SACRAMENTO — Gov. Jerry Brown’s tax proposal is terrible public policy. Plain and simple. But it offers the only plausible path to rescuing California schools from more painful budget slashing.
So it’s not so simple.
Politics is the art of the possible, to quote the 19th century German politician Otto Von Bismarck. Brown’s Proposition 30 is a political work of art crafted to meet the voters’ approval Nov. 6.
“This is the politics of the practical, the doable,” says the ballot measure’s chief campaign strategist, Ace Smith. “It’s not Plato’s Republic—not like the perfect government system that we’d draw from the textbooks.”
That is undeniable.
Prop. 30 is lousy policy because it moves in the opposite direction of badly needed tax reform in Sacramento. It would make the state’s roller-coaster tax system even more volatile and unstable.
The nonpartisan legislative analyst points this out in his explanation of the measure in the Official Voter Information Guide mailed to Californians: “Due to swings in the income of upper-income taxpayers, potential state revenue fluctuations could complicate state budgeting in some years.”
Just what Sacramento needs: More budget complications, driving school boards and city councils nuts and leading to yet-lower credit ratings.
Under Brown’s soak-the-rich plan, California would become even more dependent on the wealthy and their capital gains.
He would raise state income tax rates by one percentage point for single-filers earning more than $250,000, by two points for those making more than $300,000 and by three points on earnings exceeding $500,000. Double those income thresholds for joint filers. The current top rate is 10.3%.
Actually, California already is too dependent on the personal income tax, period.
Currently, the tax provides roughly two-thirds of the state’s revenue. Three decades ago, it amounted to only around one-third.
Here’s the volatility problem: The top 1% earn 21% of the state’s personal income but pay 41% of the tax, according to the latest figures, from 2010. So when there are ups and downs in the economy—and fluctuations in the earnings of the rich — they are exaggerated into peaks and valleys in Sacramento, resulting in an unreliable revenue stream.
“Prop. 30 has no tax reform and makes it worse,” complains Gerald Parsky, an investor, former University of California regent and chairman of two tax reform commissions whose recommendations were ignored in Sacramento.
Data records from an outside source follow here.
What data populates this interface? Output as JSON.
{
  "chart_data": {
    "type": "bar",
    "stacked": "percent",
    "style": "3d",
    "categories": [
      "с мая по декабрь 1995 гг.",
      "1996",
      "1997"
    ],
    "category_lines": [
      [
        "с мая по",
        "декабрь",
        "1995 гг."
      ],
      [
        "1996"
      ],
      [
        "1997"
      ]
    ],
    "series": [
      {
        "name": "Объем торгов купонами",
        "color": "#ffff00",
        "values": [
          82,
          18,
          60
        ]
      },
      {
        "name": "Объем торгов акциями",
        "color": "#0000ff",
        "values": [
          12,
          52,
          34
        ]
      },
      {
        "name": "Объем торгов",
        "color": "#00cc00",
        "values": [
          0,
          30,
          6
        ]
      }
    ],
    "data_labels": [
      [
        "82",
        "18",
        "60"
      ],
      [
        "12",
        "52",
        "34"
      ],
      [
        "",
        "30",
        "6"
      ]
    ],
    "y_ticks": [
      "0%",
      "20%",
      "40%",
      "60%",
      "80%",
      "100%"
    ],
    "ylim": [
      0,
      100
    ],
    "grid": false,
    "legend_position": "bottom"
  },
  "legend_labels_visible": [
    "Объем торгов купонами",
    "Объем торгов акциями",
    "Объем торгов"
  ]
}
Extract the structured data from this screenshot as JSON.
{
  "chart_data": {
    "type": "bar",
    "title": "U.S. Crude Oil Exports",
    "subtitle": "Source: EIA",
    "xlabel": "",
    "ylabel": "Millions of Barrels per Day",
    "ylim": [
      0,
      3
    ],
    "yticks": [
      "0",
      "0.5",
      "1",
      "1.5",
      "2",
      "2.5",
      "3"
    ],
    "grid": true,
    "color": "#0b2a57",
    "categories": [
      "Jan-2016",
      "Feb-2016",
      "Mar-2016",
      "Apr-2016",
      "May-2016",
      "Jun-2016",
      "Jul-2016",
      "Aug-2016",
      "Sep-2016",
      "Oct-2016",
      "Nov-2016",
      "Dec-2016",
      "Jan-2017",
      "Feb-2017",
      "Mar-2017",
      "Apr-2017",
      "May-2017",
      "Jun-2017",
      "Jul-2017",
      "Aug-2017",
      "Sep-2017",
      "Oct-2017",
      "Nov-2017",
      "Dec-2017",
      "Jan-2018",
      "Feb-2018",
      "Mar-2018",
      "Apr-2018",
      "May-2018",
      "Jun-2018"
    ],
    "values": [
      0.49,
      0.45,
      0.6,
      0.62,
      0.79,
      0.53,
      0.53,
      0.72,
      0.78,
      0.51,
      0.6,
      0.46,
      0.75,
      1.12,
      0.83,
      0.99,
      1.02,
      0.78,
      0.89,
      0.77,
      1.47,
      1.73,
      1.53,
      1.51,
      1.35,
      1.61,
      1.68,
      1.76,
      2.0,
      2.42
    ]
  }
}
“People say, ‘Prop. 30 is not reform, but look at what happens if it fails.’ My answer is that maybe Sacramento then will have to adopt real reform quickly. More revenue is needed, but only if there’s real reform.”
Reform, Parsky and many contend, includes extending the sales tax to services.
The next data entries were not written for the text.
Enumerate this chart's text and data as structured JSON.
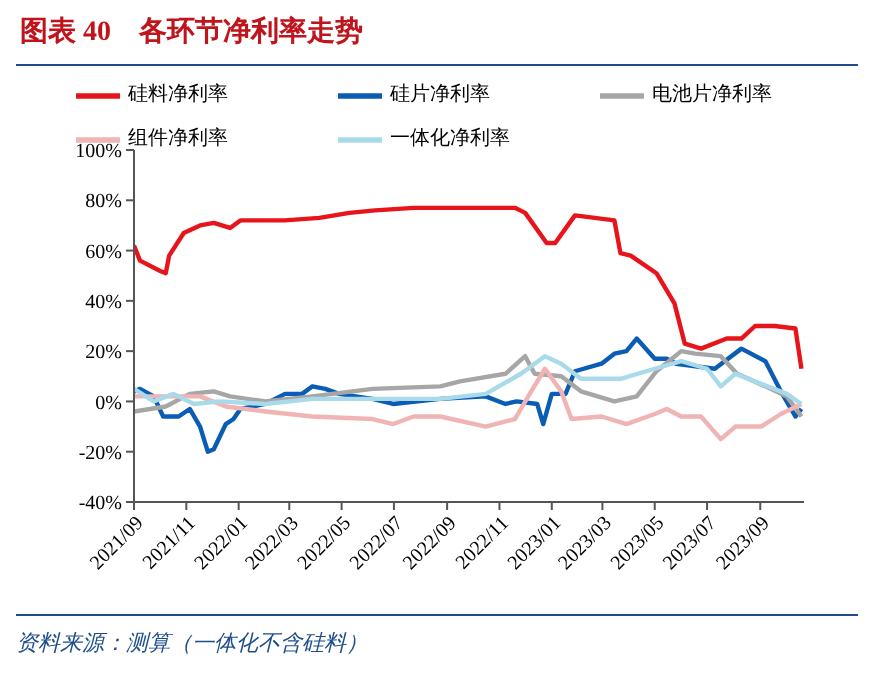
{
  "chart_data": {
    "type": "line",
    "title": "图表 40　各环节净利率走势",
    "annotations": [
      "资料来源：测算（一体化不含硅料）"
    ],
    "xlim": [
      "2021-09-01",
      "2023-10-22"
    ],
    "xticks": [
      {
        "value": "2021-09",
        "label": "2021/09"
      },
      {
        "value": "2021-11",
        "label": "2021/11"
      },
      {
        "value": "2022-01",
        "label": "2022/01"
      },
      {
        "value": "2022-03",
        "label": "2022/03"
      },
      {
        "value": "2022-05",
        "label": "2022/05"
      },
      {
        "value": "2022-07",
        "label": "2022/07"
      },
      {
        "value": "2022-09",
        "label": "2022/09"
      },
      {
        "value": "2022-11",
        "label": "2022/11"
      },
      {
        "value": "2023-01",
        "label": "2023/01"
      },
      {
        "value": "2023-03",
        "label": "2023/03"
      },
      {
        "value": "2023-05",
        "label": "2023/05"
      },
      {
        "value": "2023-07",
        "label": "2023/07"
      },
      {
        "value": "2023-09",
        "label": "2023/09"
      }
    ],
    "ylim": [
      -40,
      100
    ],
    "yticks": [
      {
        "value": -40,
        "label": "-40%"
      },
      {
        "value": -20,
        "label": "-20%"
      },
      {
        "value": 0,
        "label": "0%"
      },
      {
        "value": 20,
        "label": "20%"
      },
      {
        "value": 40,
        "label": "40%"
      },
      {
        "value": 60,
        "label": "60%"
      },
      {
        "value": 80,
        "label": "80%"
      },
      {
        "value": 100,
        "label": "100%"
      }
    ],
    "legend": "top",
    "marker": "none",
    "line_style": "solid",
    "series": [
      {
        "name": "硅料净利率",
        "color": "#e8141c",
        "x": [
          "2021-09-01",
          "2021-09-08",
          "2021-10-01",
          "2021-10-08",
          "2021-10-12",
          "2021-10-29",
          "2021-11-17",
          "2021-12-03",
          "2021-12-22",
          "2022-01-03",
          "2022-02-24",
          "2022-04-05",
          "2022-05-10",
          "2022-06-09",
          "2022-07-24",
          "2022-08-24",
          "2022-11-19",
          "2022-12-01",
          "2022-12-26",
          "2023-01-05",
          "2023-01-28",
          "2023-03-15",
          "2023-03-22",
          "2023-04-03",
          "2023-05-03",
          "2023-05-24",
          "2023-06-05",
          "2023-06-24",
          "2023-07-24",
          "2023-08-10",
          "2023-08-26",
          "2023-09-18",
          "2023-10-12",
          "2023-10-19"
        ],
        "values": [
          62,
          56,
          52,
          51,
          58,
          67,
          70,
          71,
          69,
          72,
          72,
          73,
          75,
          76,
          77,
          77,
          77,
          75,
          63,
          63,
          74,
          72,
          59,
          58,
          51,
          39,
          23,
          21,
          25,
          25,
          30,
          30,
          29,
          13
        ]
      },
      {
        "name": "硅片净利率",
        "color": "#0a5cb4",
        "x": [
          "2021-09-01",
          "2021-09-08",
          "2021-09-24",
          "2021-10-05",
          "2021-10-23",
          "2021-11-05",
          "2021-11-17",
          "2021-11-26",
          "2021-12-03",
          "2021-12-17",
          "2021-12-26",
          "2022-01-03",
          "2022-02-01",
          "2022-02-24",
          "2022-03-16",
          "2022-03-28",
          "2022-04-12",
          "2022-04-28",
          "2022-06-06",
          "2022-06-30",
          "2022-08-24",
          "2022-10-16",
          "2022-11-08",
          "2022-11-21",
          "2022-12-15",
          "2022-12-22",
          "2023-01-01",
          "2023-01-17",
          "2023-01-28",
          "2023-02-28",
          "2023-03-15",
          "2023-03-29",
          "2023-04-10",
          "2023-05-01",
          "2023-05-15",
          "2023-05-26",
          "2023-07-10",
          "2023-08-10",
          "2023-09-07",
          "2023-09-25",
          "2023-10-12",
          "2023-10-19"
        ],
        "values": [
          4,
          5,
          2,
          -6,
          -6,
          -3,
          -10,
          -20,
          -19,
          -9,
          -7,
          -3,
          -1,
          3,
          3,
          6,
          5,
          3,
          1,
          -1,
          1,
          2,
          -1,
          0,
          -1,
          -9,
          3,
          3,
          12,
          15,
          19,
          20,
          25,
          17,
          17,
          15,
          13,
          21,
          16,
          4,
          -6,
          -3
        ]
      },
      {
        "name": "电池片净利率",
        "color": "#a6a6a6",
        "x": [
          "2021-09-01",
          "2021-10-08",
          "2021-11-05",
          "2021-12-03",
          "2021-12-22",
          "2022-02-01",
          "2022-03-28",
          "2022-06-06",
          "2022-08-24",
          "2022-09-16",
          "2022-11-08",
          "2022-12-01",
          "2022-12-12",
          "2023-01-12",
          "2023-02-04",
          "2023-03-15",
          "2023-04-10",
          "2023-05-03",
          "2023-06-01",
          "2023-06-17",
          "2023-07-17",
          "2023-08-05",
          "2023-09-07",
          "2023-10-02",
          "2023-10-19"
        ],
        "values": [
          -4,
          -2,
          3,
          4,
          2,
          0,
          2,
          5,
          6,
          8,
          11,
          18,
          11,
          10,
          4,
          0,
          2,
          12,
          20,
          19,
          18,
          11,
          6,
          2,
          -6
        ]
      },
      {
        "name": "组件净利率",
        "color": "#f0b4b4",
        "x": [
          "2021-09-01",
          "2021-10-08",
          "2021-11-17",
          "2021-12-17",
          "2022-02-01",
          "2022-03-28",
          "2022-06-06",
          "2022-06-30",
          "2022-07-24",
          "2022-08-24",
          "2022-10-16",
          "2022-11-19",
          "2022-12-08",
          "2022-12-24",
          "2023-01-12",
          "2023-01-24",
          "2023-02-28",
          "2023-03-29",
          "2023-05-01",
          "2023-05-15",
          "2023-06-01",
          "2023-06-24",
          "2023-07-17",
          "2023-08-03",
          "2023-09-02",
          "2023-09-25",
          "2023-10-19"
        ],
        "values": [
          2,
          2,
          2,
          -2,
          -4,
          -6,
          -7,
          -9,
          -6,
          -6,
          -10,
          -7,
          4,
          13,
          4,
          -7,
          -6,
          -9,
          -5,
          -3,
          -6,
          -6,
          -15,
          -10,
          -10,
          -5,
          -1
        ]
      },
      {
        "name": "一体化净利率",
        "color": "#a9daea",
        "x": [
          "2021-09-01",
          "2021-09-24",
          "2021-10-17",
          "2021-11-10",
          "2021-12-10",
          "2022-02-01",
          "2022-03-28",
          "2022-06-06",
          "2022-08-24",
          "2022-10-16",
          "2022-11-26",
          "2022-12-24",
          "2023-01-12",
          "2023-02-04",
          "2023-03-22",
          "2023-05-01",
          "2023-06-01",
          "2023-07-01",
          "2023-07-17",
          "2023-08-03",
          "2023-09-02",
          "2023-10-02",
          "2023-10-19"
        ],
        "values": [
          5,
          0,
          3,
          -1,
          0,
          -1,
          1,
          1,
          1,
          3,
          11,
          18,
          15,
          9,
          9,
          13,
          16,
          13,
          6,
          11,
          7,
          3,
          -1
        ]
      }
    ]
  }
}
Here’s another reason Prop. 30 is bad policy: It especially socks small businesses, which tend to pay the personal income tax rather than the corporate tax.
“Our members are at wits’ end,” says John Kabateck, who heads the California office of the National Federation of Independent Businesses. “They’re mom and pops and don’t have much of anything left in the till” after the recession. “Many have reached the edge and feel that Prop. 30 is going to push them over.”
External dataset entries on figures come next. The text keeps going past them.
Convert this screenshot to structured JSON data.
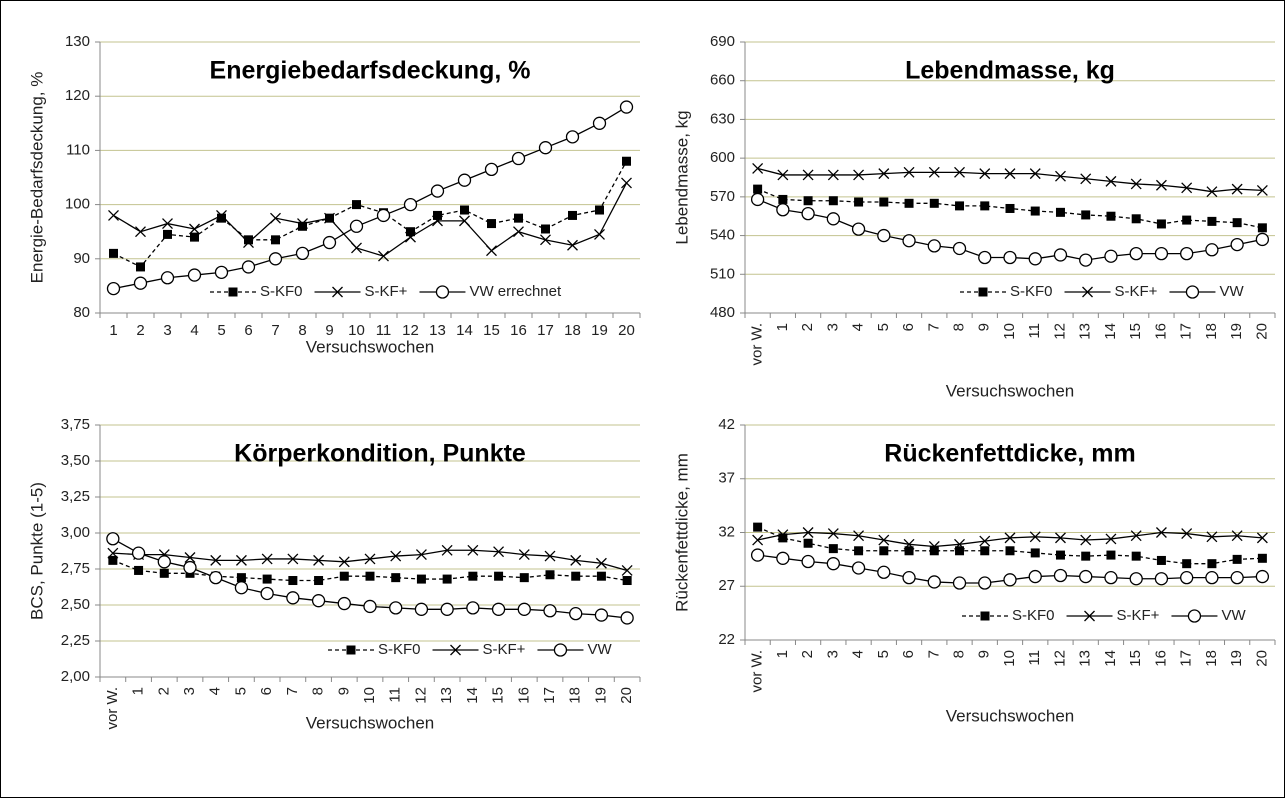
{
  "chart_data": [
    {
      "type": "line",
      "title": "Energiebedarfsdeckung, %",
      "x_label": "Versuchswochen",
      "y_label": "Energie-Bedarfsdeckung, %",
      "categories": [
        "1",
        "2",
        "3",
        "4",
        "5",
        "6",
        "7",
        "8",
        "9",
        "10",
        "11",
        "12",
        "13",
        "14",
        "15",
        "16",
        "17",
        "18",
        "19",
        "20"
      ],
      "ylim": [
        80,
        130
      ],
      "yticks": [
        80,
        90,
        100,
        110,
        120,
        130
      ],
      "grid": true,
      "legend": "bottom",
      "series": [
        {
          "name": "S-KF0",
          "color": "#000000",
          "dash": true,
          "marker": "square",
          "values": [
            91,
            88.5,
            94.5,
            94,
            97.5,
            93.5,
            93.5,
            96,
            97.5,
            100,
            98.5,
            95,
            98,
            99,
            96.5,
            97.5,
            95.5,
            98,
            99,
            108
          ]
        },
        {
          "name": "S-KF+",
          "color": "#000000",
          "dash": false,
          "marker": "x",
          "values": [
            98,
            95,
            96.5,
            95.5,
            98,
            93,
            97.5,
            96.5,
            97.5,
            92,
            90.5,
            94,
            97,
            97,
            91.5,
            95,
            93.5,
            92.5,
            94.5,
            104
          ]
        },
        {
          "name": "VW errechnet",
          "color": "#000000",
          "dash": false,
          "marker": "circle",
          "values": [
            84.5,
            85.5,
            86.5,
            87,
            87.5,
            88.5,
            90,
            91,
            93,
            96,
            98,
            100,
            102.5,
            104.5,
            106.5,
            108.5,
            110.5,
            112.5,
            115,
            118
          ]
        }
      ]
    },
    {
      "type": "line",
      "title": "Lebendmasse, kg",
      "x_label": "Versuchswochen",
      "y_label": "Lebendmasse, kg",
      "categories": [
        "vor W.",
        "1",
        "2",
        "3",
        "4",
        "5",
        "6",
        "7",
        "8",
        "9",
        "10",
        "11",
        "12",
        "13",
        "14",
        "15",
        "16",
        "17",
        "18",
        "19",
        "20"
      ],
      "ylim": [
        480,
        690
      ],
      "yticks": [
        480,
        510,
        540,
        570,
        600,
        630,
        660,
        690
      ],
      "grid": true,
      "legend": "bottom",
      "series": [
        {
          "name": "S-KF0",
          "color": "#000000",
          "dash": true,
          "marker": "square",
          "values": [
            576,
            568,
            567,
            567,
            566,
            566,
            565,
            565,
            563,
            563,
            561,
            559,
            558,
            556,
            555,
            553,
            549,
            552,
            551,
            550,
            546
          ]
        },
        {
          "name": "S-KF+",
          "color": "#000000",
          "dash": false,
          "marker": "x",
          "values": [
            592,
            587,
            587,
            587,
            587,
            588,
            589,
            589,
            589,
            588,
            588,
            588,
            586,
            584,
            582,
            580,
            579,
            577,
            574,
            576,
            575
          ]
        },
        {
          "name": "VW",
          "color": "#000000",
          "dash": false,
          "marker": "circle",
          "values": [
            568,
            560,
            557,
            553,
            545,
            540,
            536,
            532,
            530,
            523,
            523,
            522,
            525,
            521,
            524,
            526,
            526,
            526,
            529,
            533,
            537
          ]
        }
      ]
    },
    {
      "type": "line",
      "title": "Körperkondition, Punkte",
      "x_label": "Versuchswochen",
      "y_label": "BCS, Punkte (1-5)",
      "categories": [
        "vor W.",
        "1",
        "2",
        "3",
        "4",
        "5",
        "6",
        "7",
        "8",
        "9",
        "10",
        "11",
        "12",
        "13",
        "14",
        "15",
        "16",
        "17",
        "18",
        "19",
        "20"
      ],
      "ylim": [
        2,
        3.75
      ],
      "yticks": [
        {
          "value": 2,
          "label": "2,00"
        },
        {
          "value": 2.25,
          "label": "2,25"
        },
        {
          "value": 2.5,
          "label": "2,50"
        },
        {
          "value": 2.75,
          "label": "2,75"
        },
        {
          "value": 3,
          "label": "3,00"
        },
        {
          "value": 3.25,
          "label": "3,25"
        },
        {
          "value": 3.5,
          "label": "3,50"
        },
        {
          "value": 3.75,
          "label": "3,75"
        }
      ],
      "grid": true,
      "legend": "bottom",
      "series": [
        {
          "name": "S-KF0",
          "color": "#000000",
          "dash": true,
          "marker": "square",
          "values": [
            2.81,
            2.74,
            2.72,
            2.72,
            2.7,
            2.69,
            2.68,
            2.67,
            2.67,
            2.7,
            2.7,
            2.69,
            2.68,
            2.68,
            2.7,
            2.7,
            2.69,
            2.71,
            2.7,
            2.7,
            2.67
          ]
        },
        {
          "name": "S-KF+",
          "color": "#000000",
          "dash": false,
          "marker": "x",
          "values": [
            2.86,
            2.85,
            2.85,
            2.83,
            2.81,
            2.81,
            2.82,
            2.82,
            2.81,
            2.8,
            2.82,
            2.84,
            2.85,
            2.88,
            2.88,
            2.87,
            2.85,
            2.84,
            2.81,
            2.79,
            2.74
          ]
        },
        {
          "name": "VW",
          "color": "#000000",
          "dash": false,
          "marker": "circle",
          "values": [
            2.96,
            2.86,
            2.8,
            2.76,
            2.69,
            2.62,
            2.58,
            2.55,
            2.53,
            2.51,
            2.49,
            2.48,
            2.47,
            2.47,
            2.48,
            2.47,
            2.47,
            2.46,
            2.44,
            2.43,
            2.41
          ]
        }
      ]
    },
    {
      "type": "line",
      "title": "Rückenfettdicke, mm",
      "x_label": "Versuchswochen",
      "y_label": "Rückenfettdicke, mm",
      "categories": [
        "vor W.",
        "1",
        "2",
        "3",
        "4",
        "5",
        "6",
        "7",
        "8",
        "9",
        "10",
        "11",
        "12",
        "13",
        "14",
        "15",
        "16",
        "17",
        "18",
        "19",
        "20"
      ],
      "ylim": [
        22,
        42
      ],
      "yticks": [
        22,
        27,
        32,
        37,
        42
      ],
      "grid": true,
      "legend": "bottom",
      "series": [
        {
          "name": "S-KF0",
          "color": "#000000",
          "dash": true,
          "marker": "square",
          "values": [
            32.5,
            31.5,
            31.0,
            30.5,
            30.3,
            30.3,
            30.3,
            30.3,
            30.3,
            30.3,
            30.3,
            30.1,
            29.9,
            29.8,
            29.9,
            29.8,
            29.4,
            29.1,
            29.1,
            29.5,
            29.6
          ]
        },
        {
          "name": "S-KF+",
          "color": "#000000",
          "dash": false,
          "marker": "x",
          "values": [
            31.3,
            31.8,
            32.0,
            31.9,
            31.7,
            31.3,
            30.9,
            30.7,
            30.9,
            31.2,
            31.5,
            31.6,
            31.5,
            31.3,
            31.4,
            31.7,
            32.0,
            31.9,
            31.6,
            31.7,
            31.5
          ]
        },
        {
          "name": "VW",
          "color": "#000000",
          "dash": false,
          "marker": "circle",
          "values": [
            29.9,
            29.6,
            29.3,
            29.1,
            28.7,
            28.3,
            27.8,
            27.4,
            27.3,
            27.3,
            27.6,
            27.9,
            28.0,
            27.9,
            27.8,
            27.7,
            27.7,
            27.8,
            27.8,
            27.8,
            27.9
          ]
        }
      ]
    }
  ]
}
But what makes Prop. 30 politically plausible is that the vast majority of voters would not pay the higher income tax rates. They can say, “The governor won’t be taxing me, he’ll be taxing that rich guy behind the tree,” to paraphrase the late Louisiana Sen. Russell B. Long.
They’ll only be paying a token quarter-cent sales tax increase that Brown tossed in as a small gesture toward fairness.
Polls reflect the political wisdom of this strategy. In a state that historically has rejected statewide tax hikes, Prop. 30 is being supported by a slight majority in what’s looking like a tossup contest.
Meantime, a rival tax measure by wealthy civil-rights attorney Molly Munger is trailing badly in the polls—for the simple reason that it would boost income taxes for everyone except the very poorest. That’s better public policy, but losing politics.
Munger’s Prop. 38 would raise roughly $10 billion annually, most of it flowing directly to schools and avoiding the state Capitol.
Brown’s proposal would generate $6 billion a year and would be used for budget-balancing as well as schools.
If both pass — not a likelihood — the measure drawing the most votes would prevail.
The compelling reason to support Brown’s proposal is a negative: If it fails, $6 billion in state spending cuts automatically will be triggered. The governor and the Legislature agreed on the trigger cuts when they enacted this year’s budget.
Not just any spending cuts, but $5.4 billion for K-12 schools and community colleges, plus $250 million each for the two university systems.
That K-12 whacking is the equivalent of chopping three weeks off the school year. At the universities, student tuitions would soar again.
Munger’s measure couldn’t prevent the trigger cuts even if it did prevail. Its tax hikes wouldn’t take effect in time.
In the abstract, Prop. 30 is bad policy. But in the practicality of the moment, it’s needed to protect California’s desperate schools.
There are plenty of reasons to vote against Prop. 30: The bullet train extravagance, hidden parks money, Sacramento can’t be trusted, the governor should have exercised more leadership and handled the problem himself in the Legislature.
Brown doesn’t deserve to win Prop. 30. But the students do.